9. S’il ressort de l’étude préalable agricole que le projet prévoit une zone témoin, d’une superficie de 0,56 hectare, située à l’est de la parcelle constituant le terrain d’assiette du projet, il est constant que cette zone est située en zone humide et n’est pas utilisable pour l’exploitation agricole. Dans ces conditions, la zone témoin est insusceptible de connaître des conditions pédoclimatiques équivalentes à celles du reste de la parcelle et ne saurait être cultivée dans les mêmes conditions que la parcelle sur laquelle sera située l’installation agrivoltaïque. En conséquence, la CDPENAF n’a pas entaché son avis défavorable d’une erreur d’appréciation en estimant que le caractère significatif de la production agricole n’était pas démontré par la société pétitionnaire.
10. Par suite, et sans qu’il soit besoin de se prononcer sur les autres branches du moyen dirigé contre l’avis de la CDPENAF dès lors qu’un seul motif suffit à justifier son avis défavorable au regard du caractère cumulatif des conditions posées par les dispositions précitées de l’article L. 314-36 du code de l’énergie, la société requérante n’est pas fondée à soutenir que cet avis est illégal et que, par suite, le préfet du Tarn n’aurait pas été pas tenu par cet avis conforme.
11. Pour édicter l’arrêté en litige, le préfet du Tarn s’est borné à tirer les conséquences de l’avis conforme défavorable de la CDPENAF sans avoir à porter une appréciation sur les faits de l’espèce, et se trouvait ainsi en situation de compétence liée pour prendre cet arrêté. Par suite, les moyens tirés de l’erreur de droit et de l’erreur d’appréciation du préfet doivent être écartés comme inopérants.
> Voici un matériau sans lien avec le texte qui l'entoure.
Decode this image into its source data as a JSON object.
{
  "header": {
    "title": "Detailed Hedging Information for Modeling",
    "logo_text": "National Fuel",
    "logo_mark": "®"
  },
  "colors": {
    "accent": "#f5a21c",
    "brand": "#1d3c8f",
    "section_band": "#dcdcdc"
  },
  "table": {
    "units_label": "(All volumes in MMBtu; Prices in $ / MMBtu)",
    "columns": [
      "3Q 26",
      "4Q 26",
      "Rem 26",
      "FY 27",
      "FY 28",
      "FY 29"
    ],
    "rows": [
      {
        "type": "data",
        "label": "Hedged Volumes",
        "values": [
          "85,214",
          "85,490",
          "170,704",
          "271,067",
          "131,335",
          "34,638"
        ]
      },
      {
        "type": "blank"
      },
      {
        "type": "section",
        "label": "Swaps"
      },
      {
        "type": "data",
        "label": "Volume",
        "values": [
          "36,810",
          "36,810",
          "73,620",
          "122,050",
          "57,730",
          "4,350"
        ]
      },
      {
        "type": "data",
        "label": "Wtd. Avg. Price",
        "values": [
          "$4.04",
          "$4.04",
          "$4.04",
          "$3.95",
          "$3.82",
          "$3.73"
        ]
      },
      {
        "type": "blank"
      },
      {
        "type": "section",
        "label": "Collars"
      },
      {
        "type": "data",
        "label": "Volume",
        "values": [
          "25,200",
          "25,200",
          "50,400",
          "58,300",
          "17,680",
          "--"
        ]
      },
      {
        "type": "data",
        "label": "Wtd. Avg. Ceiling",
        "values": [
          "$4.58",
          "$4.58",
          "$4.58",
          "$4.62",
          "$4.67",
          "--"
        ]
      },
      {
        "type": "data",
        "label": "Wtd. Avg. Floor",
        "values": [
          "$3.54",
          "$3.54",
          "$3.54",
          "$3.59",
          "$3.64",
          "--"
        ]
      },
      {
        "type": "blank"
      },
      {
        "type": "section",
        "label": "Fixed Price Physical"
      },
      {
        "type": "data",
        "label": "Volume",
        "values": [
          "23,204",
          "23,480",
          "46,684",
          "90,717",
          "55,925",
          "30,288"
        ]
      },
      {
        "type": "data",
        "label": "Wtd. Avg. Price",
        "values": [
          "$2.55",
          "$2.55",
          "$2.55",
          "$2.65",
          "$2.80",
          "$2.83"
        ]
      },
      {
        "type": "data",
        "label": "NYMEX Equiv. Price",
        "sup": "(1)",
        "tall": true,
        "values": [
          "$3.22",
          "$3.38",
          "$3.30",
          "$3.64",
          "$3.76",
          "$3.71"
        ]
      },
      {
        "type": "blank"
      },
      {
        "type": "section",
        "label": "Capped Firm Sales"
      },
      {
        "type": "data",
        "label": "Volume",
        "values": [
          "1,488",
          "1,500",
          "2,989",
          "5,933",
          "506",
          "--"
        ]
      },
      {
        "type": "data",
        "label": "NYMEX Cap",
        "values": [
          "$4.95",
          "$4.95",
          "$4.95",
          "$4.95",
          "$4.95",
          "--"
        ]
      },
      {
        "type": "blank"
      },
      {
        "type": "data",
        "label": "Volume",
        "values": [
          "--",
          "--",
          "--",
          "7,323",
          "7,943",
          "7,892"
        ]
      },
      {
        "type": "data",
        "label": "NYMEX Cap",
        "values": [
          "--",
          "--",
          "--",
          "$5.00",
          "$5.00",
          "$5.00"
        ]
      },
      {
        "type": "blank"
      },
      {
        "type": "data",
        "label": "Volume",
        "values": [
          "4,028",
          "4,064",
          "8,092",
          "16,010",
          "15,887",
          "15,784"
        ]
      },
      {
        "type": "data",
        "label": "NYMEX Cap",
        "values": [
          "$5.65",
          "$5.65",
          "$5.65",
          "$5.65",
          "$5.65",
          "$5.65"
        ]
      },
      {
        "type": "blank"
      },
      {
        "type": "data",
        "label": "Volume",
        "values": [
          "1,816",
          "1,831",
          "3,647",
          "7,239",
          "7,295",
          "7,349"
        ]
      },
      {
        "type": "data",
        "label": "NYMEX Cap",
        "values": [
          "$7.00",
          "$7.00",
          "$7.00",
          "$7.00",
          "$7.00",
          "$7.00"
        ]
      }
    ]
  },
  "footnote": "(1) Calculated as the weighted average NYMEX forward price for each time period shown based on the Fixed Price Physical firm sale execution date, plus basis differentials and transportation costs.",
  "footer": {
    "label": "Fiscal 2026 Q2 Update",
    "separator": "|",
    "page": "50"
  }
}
12. Il résulte de tout ce qui précède que la société Pré-Garrevaques 2 PV n’est pas fondée à demander l’annulation de l’arrêté du 25 juillet 2025. Sa requête doit donc être rejetée, en ce y compris, par voie de conséquence, ses conclusions à fin d’injonction et celles présentées sur le fondement de l’article L. 761-1 du code de justice administrative.
D E C I D E :
Article 1er : La requête de la société Pré-Garrevaques 2 PV est rejetée.
Article 2 : Le présent jugement sera notifié à la société Pré-Garrevaques 2 PV, à la ministre de la transition écologique, de la biodiversité et des négociations internationales sur le climat et au ministre de l’économie, des finances et de la souveraineté industrielle, énergétique et numérique.
Copie en sera adressée au préfet du Tarn.
Délibéré après l’audience du 18 mai 2026, à laquelle siégeaient :
M. Grimaud, président,
Mme Bouisset, première conseillère,
Mme Méreau, conseillère.
Rendu public par mise à disposition au greffe le 1er juin 2026.
La rapporteure,
K. BOUISSET
Le président,
P. GRIMAUD
La greffière,
M.-E. LATIF
La République mande et ordonne à la ministre de la transition écologique, de la biodiversité et des négociations internationales sur le climat et au ministre de l’économie, des finances et de la souveraineté industrielle, énergétique et numérique, en ce qui les concerne ou à tous commissaires de justice à ce requis en ce qui concerne les voies de droit commun contre les parties privées, de pourvoir à l’exécution de la présente décision.